Datavant and Whoop connect wearable data
- October 4, 2021
- Steve Rogerson
Digital fitness company Whoop and Datavant, a Californian company that helps healthcare organisations securely connect their data, are connecting wearable data to improve health insights.
The partnership should enable de-identified linking of vital signs and biomarker data including heart rate variability, resting heart rate and sleep to other real world data.
Massachusetts-based Whoop is a personalised round-the-clock digital fitness and health coach that helps people make meaningful lifestyle changes via actionable feedback on sleep, recovery and strain. The Whoop subscription includes a coaching platform designed to optimise behaviour with insights grounded in biomarker measurement. Studies show that after a year using Whoop, members experience longer and more consistent sleep, improved physiology, and enhanced physical performance.
“Through our partnership with Datavant, we are enabling clinicians, researchers and payers to unlock a new level of insight,” said Will Ahmed, CEO of Whoop. “Together, Datavant and Whoop will empower healthcare professionals to deliver personalised medicine, accelerate clinical research, and improve the cost and quality of care.”
The partnership will enable healthcare, life sciences, providers and payer organisations to link human performance measurement data in a secure, compliant way to support outcomes research and improve understanding of the full patient health journey.
“Traditionally, medical information is collected only when patients visit a doctor’s office, creating huge gaps in understanding the everyday health of patients,” said Travis May, president of Datavant. “The ability to safely connect wearable data with real-world data will provide unprecedented insight into the relationship between daily indicators of wellness, development of disease and the impact of treatment.”

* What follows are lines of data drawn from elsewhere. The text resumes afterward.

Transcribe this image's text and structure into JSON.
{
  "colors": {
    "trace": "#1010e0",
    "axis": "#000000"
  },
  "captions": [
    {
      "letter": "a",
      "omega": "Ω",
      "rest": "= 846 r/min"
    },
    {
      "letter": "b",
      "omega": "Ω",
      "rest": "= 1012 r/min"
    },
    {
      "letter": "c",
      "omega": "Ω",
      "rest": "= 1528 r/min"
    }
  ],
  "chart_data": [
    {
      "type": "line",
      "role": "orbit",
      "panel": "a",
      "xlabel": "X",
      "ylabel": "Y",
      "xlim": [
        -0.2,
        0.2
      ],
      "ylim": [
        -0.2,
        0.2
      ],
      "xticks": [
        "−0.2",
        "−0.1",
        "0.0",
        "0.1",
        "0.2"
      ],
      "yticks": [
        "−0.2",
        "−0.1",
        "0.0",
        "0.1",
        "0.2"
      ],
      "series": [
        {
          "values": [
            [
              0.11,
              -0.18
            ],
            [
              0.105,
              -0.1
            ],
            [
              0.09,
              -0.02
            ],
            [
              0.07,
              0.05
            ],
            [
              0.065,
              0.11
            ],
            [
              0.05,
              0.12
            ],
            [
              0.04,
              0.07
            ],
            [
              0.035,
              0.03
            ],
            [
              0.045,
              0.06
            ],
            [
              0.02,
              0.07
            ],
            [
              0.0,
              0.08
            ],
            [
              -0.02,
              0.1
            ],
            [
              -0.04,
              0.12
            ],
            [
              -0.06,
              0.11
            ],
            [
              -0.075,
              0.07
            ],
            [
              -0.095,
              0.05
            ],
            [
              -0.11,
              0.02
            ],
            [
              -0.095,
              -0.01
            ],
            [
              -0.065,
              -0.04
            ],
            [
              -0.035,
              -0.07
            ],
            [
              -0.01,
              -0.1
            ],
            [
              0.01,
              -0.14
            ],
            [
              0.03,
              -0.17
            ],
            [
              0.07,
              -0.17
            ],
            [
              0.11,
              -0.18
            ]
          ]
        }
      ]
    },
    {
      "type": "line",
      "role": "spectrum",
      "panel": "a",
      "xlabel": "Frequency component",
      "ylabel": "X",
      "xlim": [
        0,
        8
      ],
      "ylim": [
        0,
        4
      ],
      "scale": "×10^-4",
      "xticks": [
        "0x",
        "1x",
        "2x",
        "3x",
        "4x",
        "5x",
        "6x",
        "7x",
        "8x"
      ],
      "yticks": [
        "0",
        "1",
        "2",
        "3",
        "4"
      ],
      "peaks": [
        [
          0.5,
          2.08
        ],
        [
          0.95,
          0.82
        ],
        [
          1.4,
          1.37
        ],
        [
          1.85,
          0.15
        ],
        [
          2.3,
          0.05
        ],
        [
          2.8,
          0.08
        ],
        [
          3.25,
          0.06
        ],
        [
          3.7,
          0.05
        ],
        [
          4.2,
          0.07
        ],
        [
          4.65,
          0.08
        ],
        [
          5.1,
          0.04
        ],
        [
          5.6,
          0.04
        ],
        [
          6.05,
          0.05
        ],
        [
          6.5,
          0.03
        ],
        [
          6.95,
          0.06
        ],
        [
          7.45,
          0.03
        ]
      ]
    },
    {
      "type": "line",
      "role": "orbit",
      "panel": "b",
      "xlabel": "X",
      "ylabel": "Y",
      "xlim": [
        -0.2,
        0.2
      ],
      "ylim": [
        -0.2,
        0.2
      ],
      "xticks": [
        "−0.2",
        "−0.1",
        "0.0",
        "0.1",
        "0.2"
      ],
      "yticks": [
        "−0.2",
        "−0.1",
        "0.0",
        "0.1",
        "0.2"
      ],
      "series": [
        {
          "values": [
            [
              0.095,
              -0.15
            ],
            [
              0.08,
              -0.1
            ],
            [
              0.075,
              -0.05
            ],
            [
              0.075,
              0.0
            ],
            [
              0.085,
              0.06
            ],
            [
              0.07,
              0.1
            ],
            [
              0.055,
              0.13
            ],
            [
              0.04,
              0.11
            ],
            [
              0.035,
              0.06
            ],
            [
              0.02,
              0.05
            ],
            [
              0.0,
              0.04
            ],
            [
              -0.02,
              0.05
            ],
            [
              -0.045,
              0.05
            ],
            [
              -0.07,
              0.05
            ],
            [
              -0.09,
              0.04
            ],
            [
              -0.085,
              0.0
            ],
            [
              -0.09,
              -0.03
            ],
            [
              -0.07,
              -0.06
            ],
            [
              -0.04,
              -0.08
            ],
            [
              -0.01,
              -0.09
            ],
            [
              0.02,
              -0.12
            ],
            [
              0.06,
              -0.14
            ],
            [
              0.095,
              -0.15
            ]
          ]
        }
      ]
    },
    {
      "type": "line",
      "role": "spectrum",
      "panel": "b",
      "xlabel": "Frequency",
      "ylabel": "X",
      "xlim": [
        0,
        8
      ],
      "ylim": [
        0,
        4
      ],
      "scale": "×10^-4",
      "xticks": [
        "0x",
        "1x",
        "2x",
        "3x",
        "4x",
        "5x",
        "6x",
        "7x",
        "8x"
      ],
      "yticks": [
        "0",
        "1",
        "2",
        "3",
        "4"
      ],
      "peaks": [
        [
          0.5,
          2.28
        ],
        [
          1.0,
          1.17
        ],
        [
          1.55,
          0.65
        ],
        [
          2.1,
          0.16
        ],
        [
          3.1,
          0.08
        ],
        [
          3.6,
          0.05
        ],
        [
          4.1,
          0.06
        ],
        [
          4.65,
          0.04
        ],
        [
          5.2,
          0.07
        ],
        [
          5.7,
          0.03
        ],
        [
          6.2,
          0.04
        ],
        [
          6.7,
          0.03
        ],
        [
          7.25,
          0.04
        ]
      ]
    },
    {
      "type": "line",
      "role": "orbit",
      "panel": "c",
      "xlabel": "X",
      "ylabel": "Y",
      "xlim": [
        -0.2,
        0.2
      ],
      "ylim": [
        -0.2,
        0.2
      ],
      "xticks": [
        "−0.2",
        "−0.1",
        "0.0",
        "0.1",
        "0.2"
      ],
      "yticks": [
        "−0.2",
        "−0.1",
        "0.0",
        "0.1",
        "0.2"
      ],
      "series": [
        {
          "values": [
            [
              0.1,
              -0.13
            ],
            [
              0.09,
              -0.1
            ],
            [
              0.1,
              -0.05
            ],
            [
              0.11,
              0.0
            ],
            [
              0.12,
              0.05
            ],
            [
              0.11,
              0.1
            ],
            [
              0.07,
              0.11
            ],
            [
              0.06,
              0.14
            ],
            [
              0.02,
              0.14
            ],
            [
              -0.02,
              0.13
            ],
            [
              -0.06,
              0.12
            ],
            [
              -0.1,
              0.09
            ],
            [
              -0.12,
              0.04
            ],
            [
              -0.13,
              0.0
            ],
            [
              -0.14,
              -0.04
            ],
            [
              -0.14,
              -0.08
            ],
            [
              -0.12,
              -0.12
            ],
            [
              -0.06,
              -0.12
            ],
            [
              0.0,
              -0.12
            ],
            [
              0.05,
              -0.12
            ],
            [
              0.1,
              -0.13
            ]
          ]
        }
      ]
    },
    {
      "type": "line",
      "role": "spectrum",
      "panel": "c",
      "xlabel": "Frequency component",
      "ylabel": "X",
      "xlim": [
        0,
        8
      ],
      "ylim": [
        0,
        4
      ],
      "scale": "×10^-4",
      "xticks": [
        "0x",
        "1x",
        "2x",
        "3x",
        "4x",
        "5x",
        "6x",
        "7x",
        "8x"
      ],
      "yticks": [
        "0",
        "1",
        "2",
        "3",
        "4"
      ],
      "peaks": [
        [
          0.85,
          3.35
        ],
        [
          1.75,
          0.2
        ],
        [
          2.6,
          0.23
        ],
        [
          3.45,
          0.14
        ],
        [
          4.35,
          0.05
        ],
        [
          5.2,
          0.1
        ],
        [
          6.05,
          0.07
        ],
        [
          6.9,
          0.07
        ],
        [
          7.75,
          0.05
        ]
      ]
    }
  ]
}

Whoop membership comes with a coaching platform designed to optimise behaviour, and a community of high performers. Members include professional athletes, Fortune 500 CEOs, fitness enthusiasts, military personnel, frontline workers and anyone looking to improve their performance.
Founded in 2012, Whoop is based in Boston and has raised more than $400m in venture capital.

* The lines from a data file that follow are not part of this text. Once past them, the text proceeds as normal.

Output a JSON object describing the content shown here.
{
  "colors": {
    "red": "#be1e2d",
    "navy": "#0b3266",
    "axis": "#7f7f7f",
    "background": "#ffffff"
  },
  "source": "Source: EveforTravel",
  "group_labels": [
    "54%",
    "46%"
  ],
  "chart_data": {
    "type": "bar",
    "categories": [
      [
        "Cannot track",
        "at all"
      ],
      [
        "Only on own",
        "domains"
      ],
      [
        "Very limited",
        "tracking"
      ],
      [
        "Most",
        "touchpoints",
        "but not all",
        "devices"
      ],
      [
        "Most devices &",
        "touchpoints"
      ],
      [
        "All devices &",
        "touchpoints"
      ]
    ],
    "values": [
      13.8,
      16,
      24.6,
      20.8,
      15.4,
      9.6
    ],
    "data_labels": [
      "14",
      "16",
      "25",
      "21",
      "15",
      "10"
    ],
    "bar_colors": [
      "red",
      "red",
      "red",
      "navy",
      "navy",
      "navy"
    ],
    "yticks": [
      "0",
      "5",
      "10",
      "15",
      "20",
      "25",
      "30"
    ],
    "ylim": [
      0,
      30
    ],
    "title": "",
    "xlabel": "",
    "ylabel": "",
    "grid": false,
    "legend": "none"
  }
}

Datavant works to reduce the friction of data sharing across the healthcare industry by building a neutral, trusted and ubiquitous technology that protects the privacy of patients while supporting the exchange of identified and de-identified health data across tens of thousands of healthcare institutions.

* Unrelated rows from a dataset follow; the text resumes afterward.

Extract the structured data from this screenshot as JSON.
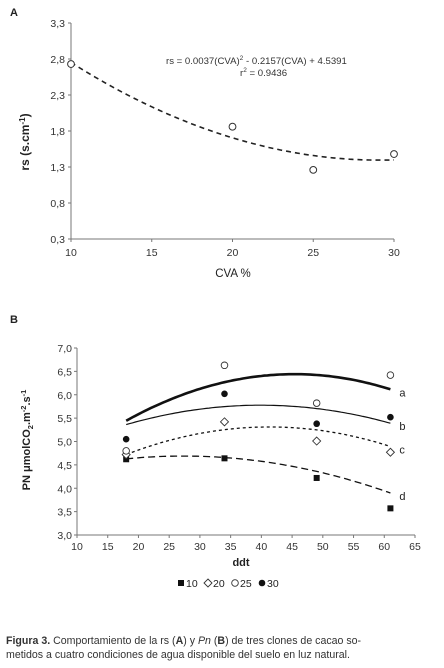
{
  "chart_data": [
    {
      "panel_label": "A",
      "type": "scatter",
      "xlabel": "CVA %",
      "ylabel": "rs (s.cm",
      "ylabel_sup": "-1",
      "ylabel_close": ")",
      "x_ticks": [
        10,
        15,
        20,
        25,
        30
      ],
      "y_ticks": [
        "0,3",
        "0,8",
        "1,3",
        "1,8",
        "2,3",
        "2,8",
        "3,3"
      ],
      "xlim": [
        10,
        30
      ],
      "ylim": [
        0.3,
        3.3
      ],
      "points": [
        {
          "x": 10,
          "y": 2.73
        },
        {
          "x": 20,
          "y": 1.86
        },
        {
          "x": 25,
          "y": 1.26
        },
        {
          "x": 30,
          "y": 1.48
        }
      ],
      "trendline": {
        "a": 0.0037,
        "b": -0.2157,
        "c": 4.5391,
        "style": "dashed"
      },
      "equation_parts": {
        "p1": "rs = 0.0037(CVA)",
        "sup": "2",
        "p2": " - 0.2157(CVA) + 4.5391"
      },
      "r2_parts": {
        "p1": "r",
        "sup": "2",
        "p2": " = 0.9436"
      },
      "grid": false
    },
    {
      "panel_label": "B",
      "type": "scatter",
      "xlabel": "ddt",
      "ylabel_parts": {
        "p1": "PN  μmolCO",
        "sub": "2",
        "p2": ".m",
        "sup1": "-2",
        "p3": ".s",
        "sup2": "-1"
      },
      "x_ticks": [
        10,
        15,
        20,
        25,
        30,
        35,
        40,
        45,
        50,
        55,
        60,
        65
      ],
      "y_ticks": [
        "3,0",
        "3,5",
        "4,0",
        "4,5",
        "5,0",
        "5,5",
        "6,0",
        "6,5",
        "7,0"
      ],
      "xlim": [
        10,
        65
      ],
      "ylim": [
        3.0,
        7.0
      ],
      "grid": false,
      "legend_position": "bottom",
      "series": [
        {
          "name": "10",
          "marker": "filled-square",
          "x": [
            18,
            34,
            49,
            61
          ],
          "y": [
            4.62,
            4.64,
            4.22,
            3.57
          ],
          "curve": {
            "a": -0.000695,
            "b": 0.0379,
            "c": 4.172
          },
          "line": "long-dash",
          "letter": "d"
        },
        {
          "name": "20",
          "marker": "open-diamond",
          "x": [
            18,
            34,
            49,
            61
          ],
          "y": [
            4.72,
            5.42,
            5.01,
            4.77
          ],
          "curve": {
            "a": -0.00108,
            "b": 0.0893,
            "c": 3.465
          },
          "line": "short-dash",
          "letter": "c"
        },
        {
          "name": "25",
          "marker": "open-circle",
          "x": [
            18,
            34,
            49,
            61
          ],
          "y": [
            4.8,
            6.63,
            5.82,
            6.42
          ],
          "curve": {
            "a": -0.000866,
            "b": 0.0691,
            "c": 4.398
          },
          "line": "thin-solid",
          "letter": "b"
        },
        {
          "name": "30",
          "marker": "filled-circle",
          "x": [
            18,
            34,
            49,
            61
          ],
          "y": [
            5.05,
            6.02,
            5.38,
            5.52
          ],
          "curve": {
            "a": -0.00133,
            "b": 0.1207,
            "c": 3.702
          },
          "line": "thick-solid",
          "letter": "a"
        }
      ]
    }
  ],
  "caption": {
    "label": "Figura 3.",
    "t1": " Comportamiento de la rs (",
    "a": "A",
    "t2": ") y ",
    "pn": "Pn",
    "t3": " (",
    "b": "B",
    "t4": ") de tres clones de cacao so-",
    "line2": "metidos a cuatro condiciones de agua disponible del suelo en luz natural."
  }
}
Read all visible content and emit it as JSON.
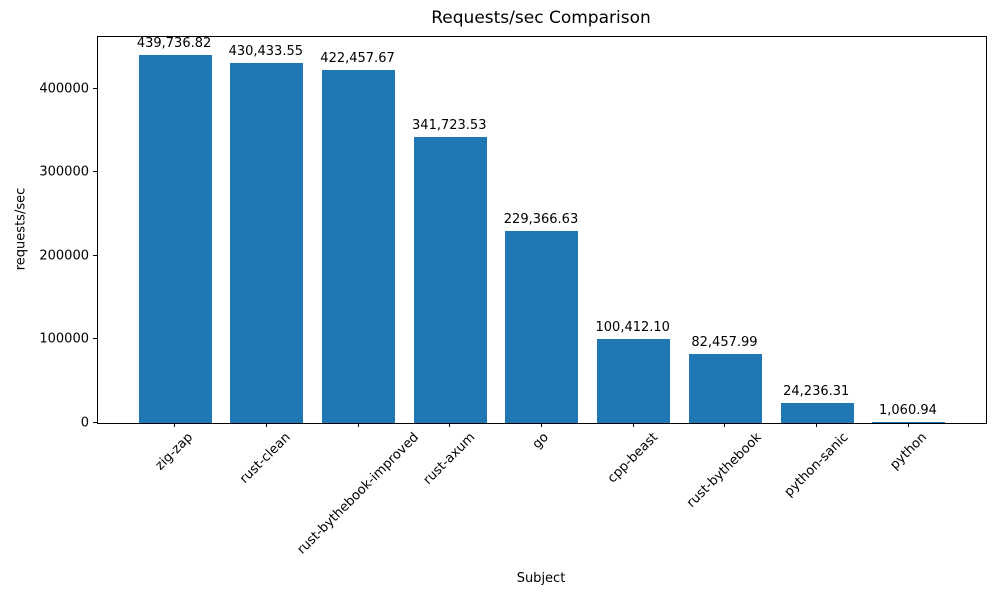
{
  "chart_data": {
    "type": "bar",
    "title": "Requests/sec Comparison",
    "xlabel": "Subject",
    "ylabel": "requests/sec",
    "categories": [
      "zig-zap",
      "rust-clean",
      "rust-bythebook-improved",
      "rust-axum",
      "go",
      "cpp-beast",
      "rust-bythebook",
      "python-sanic",
      "python"
    ],
    "values": [
      439736.82,
      430433.55,
      422457.67,
      341723.53,
      229366.63,
      100412.1,
      82457.99,
      24236.31,
      1060.94
    ],
    "value_labels": [
      "439,736.82",
      "430,433.55",
      "422,457.67",
      "341,723.53",
      "229,366.63",
      "100,412.10",
      "82,457.99",
      "24,236.31",
      "1,060.94"
    ],
    "yticks": [
      0,
      100000,
      200000,
      300000,
      400000
    ],
    "ylim": [
      0,
      461723.66
    ],
    "bar_color": "#1f77b4",
    "axis_color": "#000000",
    "grid": false,
    "legend": null
  }
}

It recently announced that it was collaborating with health systems to protect patient privacy while supporting critical clinical research and improved care delivery. The collaboration should enable greater participation in research on life threatening diseases and improve insight into patients’ care needs with enhanced privacy features and data controls. Geisinger, Emory Healthcare, Bon Secours Mercy Health and Lee Health are among a group of health systems adopting Datavant Switchboard with a total of 50 million patients.
“Datavant’s technology allows us to protect our patients’ data while supporting key research and care improvement initiatives like caring for vulnerable populations,” said David Vawdrey, chief data informatics officer for Geisinger.
Pete McCabe, CEO of Datavant, added: “We are thrilled to partner with these leading health systems committed to delivering the best care to patients. Datavant’s privacy-preserving data connectivity will add a level of granular insight into their patient populations enabling tailored care delivery and ground-breaking research that could yield life-saving therapies for patients.”